On this disc are four Mayer originals, one by Watts, and four by others, including the standards "If I Should Lose You" and "Like Someone in Love," plus Horace Silver's wonderful "Out of the Night Came You." Victor Feldman's "Azul Serape" kicks it all off brightly, displaying Mayer's fleetness and fluency and the carefree simpatico he enjoys with bassist Bob Maize and drummer Harold Mason. The only problem is that with Mayer in mid-flight, this track fades out abruptly. ("Live music is best - bumper stickers should be issued." -Neil Young)
Monster tenor man Ernie Watts appears on the scene for his own "Lonely Hearts," giving Mayer a chance to demonstrate his generosity and sensitivity as an accompanist. He allows Watts to take center stage and provides a low-key palette for the reedman to stretch out a bit. Mayer's own stretching comes on his originals: the smoky "Shari's Bolero," where Watts shows his gentle side, includes a tremendous solo by Mayer. Focused on the right hand and returning here and there to hornlike lines, Mayer paints a picture of smoldering passion with effortlessness and surety.

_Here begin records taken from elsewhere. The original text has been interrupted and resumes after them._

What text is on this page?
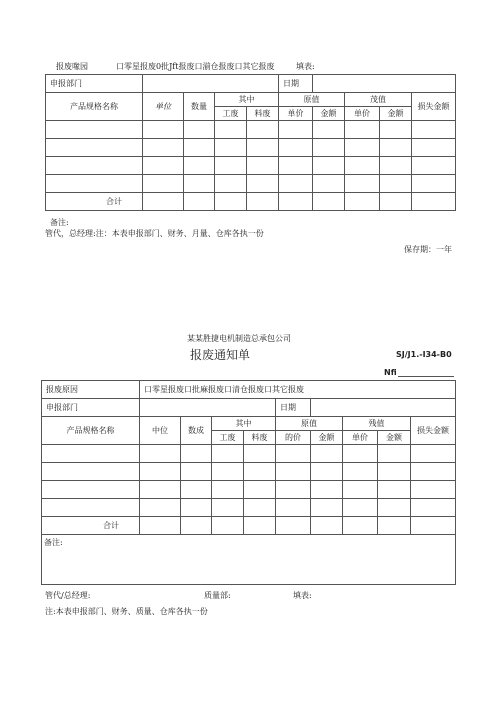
报废喙园	口零星报废0批Jft报废口湔仓报废口其它报废	填表:
申报部门					日期				
产品规格名称	单位	数量	其中		原值		茂值		损失金额
			工废	料废	单价	金额	单价	金额	

合计									
备注:
管代，总经理:注：本表申报部门、财务、月量、仓库各执一份
保存期：一年
某某胜捷电机制造总承包公司
报废通知单	SJ/J1.-I34-B0
Nfi
报废原因	口零星报废口批麻报废口清仓报废口其它报废								
申报部门					日期				
产品规格名称	中位	数成	其中		原值		残值		损失金额
			工废	料废	的价	金额	单价	金额	

合计									
备注:									
管代/总经理:	质量部:	填表:
注:本表申报部门、财务、质量、仓库各执一份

"Randy's Tune," on the other hand, jumps out with a recurring three-note left-hand power figure that recalls Mal Waldron; Mayer quickly weaves in more genial material, but this one is still an engaging example of his high-speed mastery - was it playing like this that made Trane see in Mayer something of what he ultimately found in McCoy Tyner? Or perhaps it was the searching inventiveness and uncompromising beauty of Mayer's darker-edged "Ballad for Trane," a piece that only slightly recalls Coltrane or Tyner audibly, but which pays them the tribute of emotional depth, shifting moods and unsparing honesty.
Mayer is clearly a top-flight pianist whose "Rip Van Winkle" reappearance after a long silence is welcome for a number of reasons: his perseverance is inspiring, his piano playing is cheering, his music is great. Recommended.